Find an equation of plane that contains the line

[Froster78]

I have looked at previous post that were on similar topics in hopes of not having to create a new post but I seem to be stuck still.

Homework Statement

Find an equation of the Plane that contains the line y=-2x+3 in the plane z=5, and goes through the point (2,-7,23)

Homework Equations

General equation of plane:
f(x,y,z)=mx+ny+c

The Attempt at a Solution

First I set up the equation of a plane using slopes from the equation of the line and values for the point it should pass through

23=-2(2)+n(-7)+3

then solved for y-slope

24=-7n

n=24/7

this gives me the function:

z=-2x-(24y/7)+3

I'm not sure my procedure was correct at all and I can't seem to figure out how to check this. If i plug in the values , I get the right z point, but this only tells me that I did my algebra correct (I hope :-!). I know I'm probably missing a major concept probably but some I cannot seem to make any progress on this problem.

Thanks for the help

 

[Dick]

I have looked at previous post that were on similar topics in hopes of not having to create a new post but I seem to be stuck still.

Homework Statement

Find an equation of the Plane that contains the line y=-2x+3 in the plane z=5, and goes through the point (2,-7,23)

Homework Equations

General equation of plane:
f(x,y,z)=mx+ny+c

The Attempt at a Solution

First I set up the equation of a plane using slopes from the equation of the line and values for the point it should pass through

23=-2(2)+n(-7)+3

then solved for y-slope

24=-7n

n=24/7

this gives me the function:

z=-2x-(24y/7)+3

I'm not sure my procedure was correct at all and I can't seem to figure out how to check this. If i plug in the values , I get the right z point, but this only tells me that I did my algebra correct (I hope :-!). I know I'm probably missing a major concept probably but some I cannot seem to make any progress on this problem.

Thanks for the help

I don't think that's a very good expression for the general equation of a plane. Use ax+by+cz=k, with a,b,c,k all constants. Written in that form (a,b,c) is a normal vector to the plane. You can find a normal vector to the plane by finding two different vectors that are parallel to the plane and taking their cross product. Have you ever done it that way?

 

[lanedance]

I find the easiest way to do it is to use the fact that any vector that lies in the plane will be normal to the plane normal (by definition)

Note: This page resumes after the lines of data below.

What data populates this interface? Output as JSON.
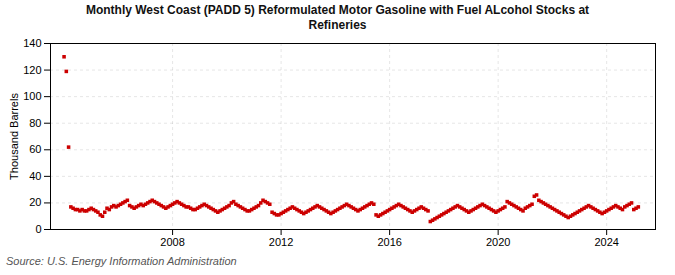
{
  "chart_data": {
    "type": "scatter",
    "title": "Monthly West Coast (PADD 5) Reformulated Motor Gasoline with Fuel ALcohol Stocks at\nRefineries",
    "ylabel": "Thousand Barrels",
    "source": "Source: U.S. Energy Information Administration",
    "color": "#cc0000",
    "marker": "square",
    "grid": true,
    "xlim": [
      2003.5,
      2025.8
    ],
    "xticks": [
      2008,
      2012,
      2016,
      2020,
      2024
    ],
    "ylim": [
      0,
      140
    ],
    "yticks": [
      0,
      20,
      40,
      60,
      80,
      100,
      120,
      140
    ],
    "x": [
      2004.0,
      2004.083,
      2004.167,
      2004.25,
      2004.333,
      2004.417,
      2004.5,
      2004.583,
      2004.667,
      2004.75,
      2004.833,
      2004.917,
      2005.0,
      2005.083,
      2005.167,
      2005.25,
      2005.333,
      2005.417,
      2005.5,
      2005.583,
      2005.667,
      2005.75,
      2005.833,
      2005.917,
      2006.0,
      2006.083,
      2006.167,
      2006.25,
      2006.333,
      2006.417,
      2006.5,
      2006.583,
      2006.667,
      2006.75,
      2006.833,
      2006.917,
      2007.0,
      2007.083,
      2007.167,
      2007.25,
      2007.333,
      2007.417,
      2007.5,
      2007.583,
      2007.667,
      2007.75,
      2007.833,
      2007.917,
      2008.0,
      2008.083,
      2008.167,
      2008.25,
      2008.333,
      2008.417,
      2008.5,
      2008.583,
      2008.667,
      2008.75,
      2008.833,
      2008.917,
      2009.0,
      2009.083,
      2009.167,
      2009.25,
      2009.333,
      2009.417,
      2009.5,
      2009.583,
      2009.667,
      2009.75,
      2009.833,
      2009.917,
      2010.0,
      2010.083,
      2010.167,
      2010.25,
      2010.333,
      2010.417,
      2010.5,
      2010.583,
      2010.667,
      2010.75,
      2010.833,
      2010.917,
      2011.0,
      2011.083,
      2011.167,
      2011.25,
      2011.333,
      2011.417,
      2011.5,
      2011.583,
      2011.667,
      2011.75,
      2011.833,
      2011.917,
      2012.0,
      2012.083,
      2012.167,
      2012.25,
      2012.333,
      2012.417,
      2012.5,
      2012.583,
      2012.667,
      2012.75,
      2012.833,
      2012.917,
      2013.0,
      2013.083,
      2013.167,
      2013.25,
      2013.333,
      2013.417,
      2013.5,
      2013.583,
      2013.667,
      2013.75,
      2013.833,
      2013.917,
      2014.0,
      2014.083,
      2014.167,
      2014.25,
      2014.333,
      2014.417,
      2014.5,
      2014.583,
      2014.667,
      2014.75,
      2014.833,
      2014.917,
      2015.0,
      2015.083,
      2015.167,
      2015.25,
      2015.333,
      2015.417,
      2015.5,
      2015.583,
      2015.667,
      2015.75,
      2015.833,
      2015.917,
      2016.0,
      2016.083,
      2016.167,
      2016.25,
      2016.333,
      2016.417,
      2016.5,
      2016.583,
      2016.667,
      2016.75,
      2016.833,
      2016.917,
      2017.0,
      2017.083,
      2017.167,
      2017.25,
      2017.333,
      2017.417,
      2017.5,
      2017.583,
      2017.667,
      2017.75,
      2017.833,
      2017.917,
      2018.0,
      2018.083,
      2018.167,
      2018.25,
      2018.333,
      2018.417,
      2018.5,
      2018.583,
      2018.667,
      2018.75,
      2018.833,
      2018.917,
      2019.0,
      2019.083,
      2019.167,
      2019.25,
      2019.333,
      2019.417,
      2019.5,
      2019.583,
      2019.667,
      2019.75,
      2019.833,
      2019.917,
      2020.0,
      2020.083,
      2020.167,
      2020.25,
      2020.333,
      2020.417,
      2020.5,
      2020.583,
      2020.667,
      2020.75,
      2020.833,
      2020.917,
      2021.0,
      2021.083,
      2021.167,
      2021.25,
      2021.333,
      2021.417,
      2021.5,
      2021.583,
      2021.667,
      2021.75,
      2021.833,
      2021.917,
      2022.0,
      2022.083,
      2022.167,
      2022.25,
      2022.333,
      2022.417,
      2022.5,
      2022.583,
      2022.667,
      2022.75,
      2022.833,
      2022.917,
      2023.0,
      2023.083,
      2023.167,
      2023.25,
      2023.333,
      2023.417,
      2023.5,
      2023.583,
      2023.667,
      2023.75,
      2023.833,
      2023.917,
      2024.0,
      2024.083,
      2024.167,
      2024.25,
      2024.333,
      2024.417,
      2024.5,
      2024.583,
      2024.667,
      2024.75,
      2024.833,
      2024.917,
      2025.0,
      2025.083,
      2025.167
    ],
    "values": [
      130,
      119,
      62,
      17,
      16,
      15,
      15,
      14,
      15,
      14,
      14,
      15,
      16,
      15,
      14,
      13,
      11,
      10,
      13,
      16,
      15,
      17,
      18,
      17,
      18,
      19,
      20,
      21,
      22,
      18,
      17,
      16,
      17,
      18,
      19,
      18,
      19,
      20,
      21,
      22,
      21,
      20,
      19,
      18,
      17,
      16,
      17,
      18,
      19,
      20,
      21,
      20,
      19,
      18,
      17,
      17,
      16,
      15,
      15,
      16,
      17,
      18,
      19,
      18,
      17,
      16,
      15,
      14,
      13,
      14,
      15,
      16,
      17,
      18,
      20,
      21,
      19,
      18,
      17,
      16,
      15,
      14,
      14,
      15,
      16,
      17,
      18,
      20,
      22,
      21,
      20,
      19,
      13,
      12,
      11,
      11,
      12,
      13,
      14,
      15,
      16,
      17,
      16,
      15,
      14,
      13,
      12,
      13,
      14,
      15,
      16,
      17,
      18,
      17,
      16,
      15,
      14,
      13,
      12,
      13,
      14,
      15,
      16,
      17,
      18,
      19,
      18,
      17,
      16,
      15,
      14,
      15,
      16,
      17,
      18,
      19,
      20,
      19,
      11,
      10,
      11,
      12,
      13,
      14,
      15,
      16,
      17,
      18,
      19,
      18,
      17,
      16,
      15,
      14,
      13,
      14,
      15,
      16,
      17,
      16,
      15,
      14,
      6,
      7,
      8,
      9,
      10,
      11,
      12,
      13,
      14,
      15,
      16,
      17,
      18,
      17,
      16,
      15,
      14,
      13,
      14,
      15,
      16,
      17,
      18,
      19,
      18,
      17,
      16,
      15,
      14,
      13,
      14,
      15,
      16,
      17,
      21,
      20,
      19,
      18,
      17,
      16,
      15,
      14,
      16,
      17,
      18,
      19,
      25,
      26,
      22,
      21,
      20,
      19,
      18,
      17,
      16,
      15,
      14,
      13,
      12,
      11,
      10,
      9,
      10,
      11,
      12,
      13,
      14,
      15,
      16,
      17,
      18,
      17,
      16,
      15,
      14,
      13,
      12,
      13,
      14,
      15,
      16,
      17,
      18,
      17,
      16,
      15,
      17,
      18,
      19,
      20,
      15,
      16,
      17
    ]
  }
}
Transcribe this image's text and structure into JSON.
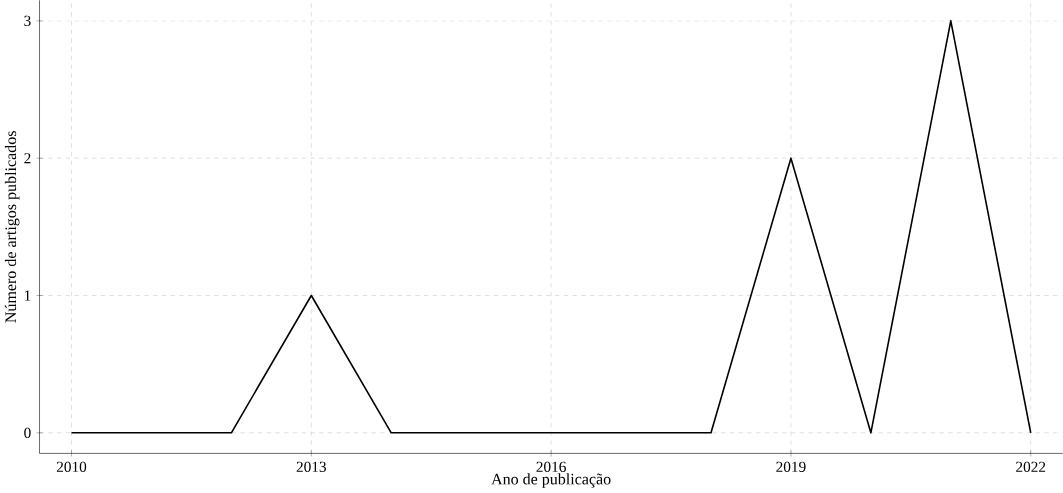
{
  "chart_data": {
    "type": "line",
    "xlabel": "Ano de publicação",
    "ylabel": "Número de artigos publicados",
    "x": [
      2010,
      2011,
      2012,
      2013,
      2014,
      2015,
      2016,
      2017,
      2018,
      2019,
      2020,
      2021,
      2022
    ],
    "values": [
      0,
      0,
      0,
      1,
      0,
      0,
      0,
      0,
      0,
      2,
      0,
      3,
      0
    ],
    "color": "#000000",
    "xlim": [
      2009.6,
      2022.4
    ],
    "xticks": [
      2010,
      2013,
      2016,
      2019,
      2022
    ],
    "ylim": [
      -0.15,
      3.15
    ],
    "yticks": [
      0,
      1,
      2,
      3
    ],
    "grid": true,
    "line_style": "solid"
  }
}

If n is normal to the plane and if you have a point in the plane q=(u,v,w), now any and take any other point in the plane p=(x,y,z), the vector formed by the difference (p-q) between the points will be parallel to the plane.

The difference between every point outside the plane and p will give a vector that is not parallel to te hplane

the points in the plane p are exactly the ones given by
(p-q) \bullet n = 0

 

[Froster78]

Yeah, I agree that vectors would be the best way to do this. Unfortunately we are supposed to use the "non vector" method. Although I am comfortable with vectors for the most part the class has just started teaching them. I think I see where I was wrong. I believe the equation that i need to use is:

z=m(x-x_0) + n(y-y_0) + z_0 that would give...

z = m(x-2) + n(y+7) + 23

I'm still not sure how to check the work... If I plug in 5 for z, should i get the equation of the line after solving for y?

 

[Dick]

Yeah, I agree that vectors would be the best way to do this. Unfortunately we are supposed to use the "non vector" method. Although I am comfortable with vectors for the most part the class has just started teaching them. I think I see where I was wrong. I believe the equation that i need to use is:

z=m(x-x_0) + n(y-y_0) + z_0 that would give...

z = m(x-2) + n(y+7) + 23

I'm still not sure how to check the work... If I plug in 5 for z, should i get the equation of the line after solving for y?

Ok, I think that form will work. But you still need to find m and n. Plug in a couple of points on the line y=-2x+3 in the plane z=5 and try to solve for m and n.